The one year old did not sleep last night. At all. The man of the house and I are so tired we can barely keep the dribble in our mouths. The dog’s face hangs loose and haggard. The one year old charges about the living room, destroying the baby proofing and hooting triumphantly.

A fragile peace

The baby is in bed. How long that will remain the case demand to be seen. She has just discovered walking and the limitless possibilities that brings. Waddling across the tiny living room,a great expedition to such a small person, brings the reward of being able to throw herself like a rugby player into the dog’s bed forcing him to sprawl across the carpet with an expression of one greAtly affronted. The small, uninspiring house feels crowded already and the practicLitiez of squeezing another busy little being into it feels impossible. The man of the house sits watching sport on the telly, stubbornly silent on the question of whether he will stay and tolerate both of his offspring Or leave and be a sheepish weekend father. Things look gloomy and yet I find myself wondering about the back ache I have. Is it worse than with the last pregnancy? Have i become so elderly that my bones are crumbling? Or is it the start of a miscarriage? And if it is, how do I feel? Relieved? I should, life with 2 would be so much more stressful, financially crippling. But I can’t feel releieved, only vaguely anxious and strangely sad.

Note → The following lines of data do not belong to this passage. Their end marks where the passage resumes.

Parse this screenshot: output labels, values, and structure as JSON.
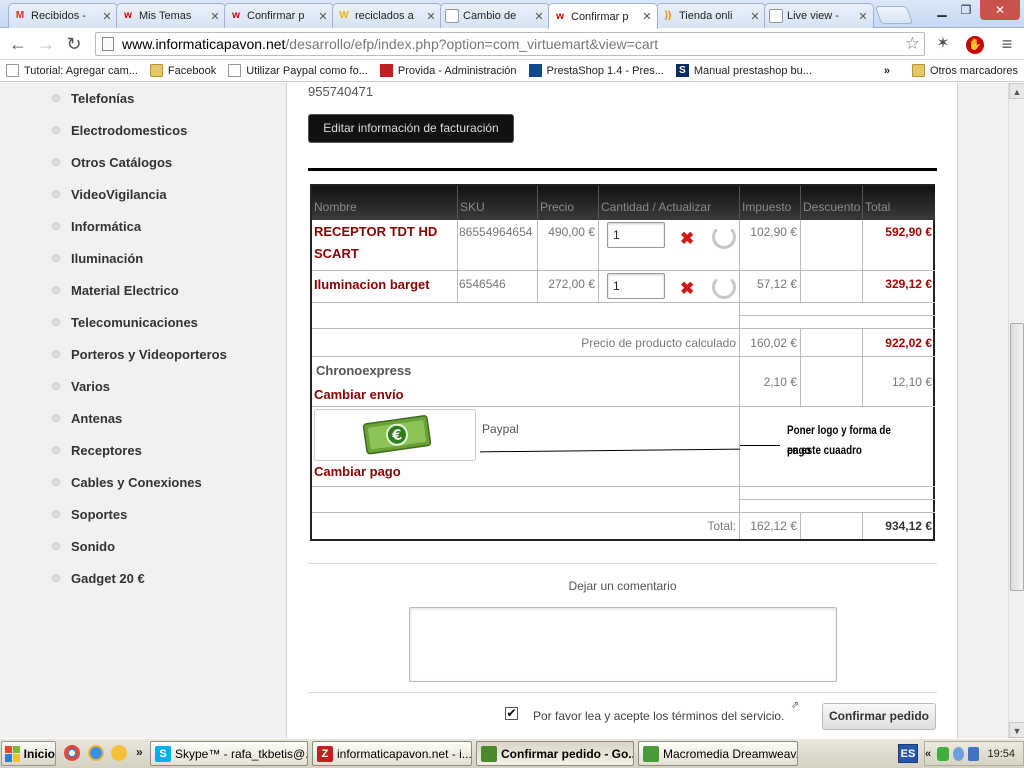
{
  "browser": {
    "tabs": [
      {
        "label": "Recibidos -",
        "icon": "M",
        "icon_color": "#d93025"
      },
      {
        "label": "Mis Temas",
        "icon": "w",
        "icon_color": "#cc0000"
      },
      {
        "label": "Confirmar p",
        "icon": "w",
        "icon_color": "#cc0000"
      },
      {
        "label": "reciclados a",
        "icon": "W",
        "icon_color": "#e6b800"
      },
      {
        "label": "Cambio de",
        "icon": "",
        "icon_color": "#999999"
      },
      {
        "label": "Confirmar p",
        "icon": "w",
        "icon_color": "#cc0000",
        "active": true
      },
      {
        "label": "Tienda onli",
        "icon": "))",
        "icon_color": "#ff8800"
      },
      {
        "label": "Live view -",
        "icon": "",
        "icon_color": "#999999"
      }
    ],
    "url_host": "www.informaticapavon.net",
    "url_path": "/desarrollo/efp/index.php?option=com_virtuemart&view=cart",
    "bookmarks": [
      {
        "label": "Tutorial: Agregar cam...",
        "icon": "page"
      },
      {
        "label": "Facebook",
        "icon": "folder"
      },
      {
        "label": "Utilizar Paypal como fo...",
        "icon": "page"
      },
      {
        "label": "Provida - Administración",
        "icon": "red"
      },
      {
        "label": "PrestaShop 1.4 - Pres...",
        "icon": "blue"
      },
      {
        "label": "Manual prestashop bu...",
        "icon": "s"
      }
    ],
    "bookmarks_more": "»",
    "other_bookmarks": "Otros marcadores"
  },
  "sidebar": {
    "categories": [
      "Telefonías",
      "Electrodomesticos",
      "Otros Catálogos",
      "VideoVigilancia",
      "Informática",
      "Iluminación",
      "Material Electrico",
      "Telecomunicaciones",
      "Porteros y Videoporteros",
      "Varios",
      "Antenas",
      "Receptores",
      "Cables y Conexiones",
      "Soportes",
      "Sonido",
      "Gadget 20 €"
    ]
  },
  "page": {
    "phone": "955740471",
    "edit_billing_label": "Editar información de facturación"
  },
  "cart": {
    "columns": [
      "Nombre",
      "SKU",
      "Precio",
      "Cantidad / Actualizar",
      "Impuesto",
      "Descuento",
      "Total"
    ],
    "items": [
      {
        "name_line1": "RECEPTOR TDT HD",
        "name_line2": "SCART",
        "sku": "86554964654",
        "price": "490,00 €",
        "qty": "1",
        "tax": "102,90 €",
        "discount": "",
        "total": "592,90 €"
      },
      {
        "name_line1": "Iluminacion barget",
        "name_line2": "",
        "sku": "6546546",
        "price": "272,00 €",
        "qty": "1",
        "tax": "57,12 €",
        "discount": "",
        "total": "329,12 €"
      }
    ],
    "subtotal_label": "Precio de producto calculado",
    "subtotal_tax": "160,02 €",
    "subtotal_total": "922,02 €",
    "shipping_name": "Chronoexpress",
    "shipping_change": "Cambiar envío",
    "shipping_tax": "2,10 €",
    "shipping_total": "12,10 €",
    "payment_name": "Paypal",
    "payment_change": "Cambiar pago",
    "payment_note_line1": "Poner logo y forma de pago",
    "payment_note_line2": "en este cuaadro",
    "total_label": "Total:",
    "total_tax": "162,12 €",
    "total_total": "934,12 €"
  },
  "comment": {
    "label": "Dejar un comentario",
    "value": ""
  },
  "terms": {
    "checked": "✔",
    "label": "Por favor lea y acepte los términos del servicio.",
    "link_icon": "⇗"
  },
  "confirm_label": "Confirmar pedido",
  "taskbar": {
    "start_label": "Inicio",
    "quicklaunch_more": "»",
    "tasks": [
      {
        "label": "Skype™ - rafa_tkbetis@...",
        "icon": "S",
        "icon_color": "#00aff0"
      },
      {
        "label": "informaticapavon.net - i...",
        "icon": "Z",
        "icon_color": "#c02020"
      },
      {
        "label": "Confirmar pedido - Go...",
        "icon": "",
        "icon_color": "#4a8a2a",
        "active": true
      },
      {
        "label": "Macromedia Dreamweav...",
        "icon": "",
        "icon_color": "#4a9a3a"
      }
    ],
    "language": "ES",
    "tray_more": "«",
    "clock": "19:54"
  }
}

It shouldn’t happen to a middle class mother. M

Middle class. Rapidly passing the point where I can deny being middle aged. Apparently unable to conceive without fertility treatment. Apparently pregnant. How on earth did this happen to me? I have a wonderful, exhausting 1 year old daughter that I suffered all manner of indignity and treatment to have. He father and I have had so little sleep we have barely spoken let alone had sex. Yet I am pregnant. My partner is so horrified by the prospect that I have offered to release him from his domestic prison. So I am middle aged and facing life as a single mother. How has this happened? I am muddle class. It should not be me.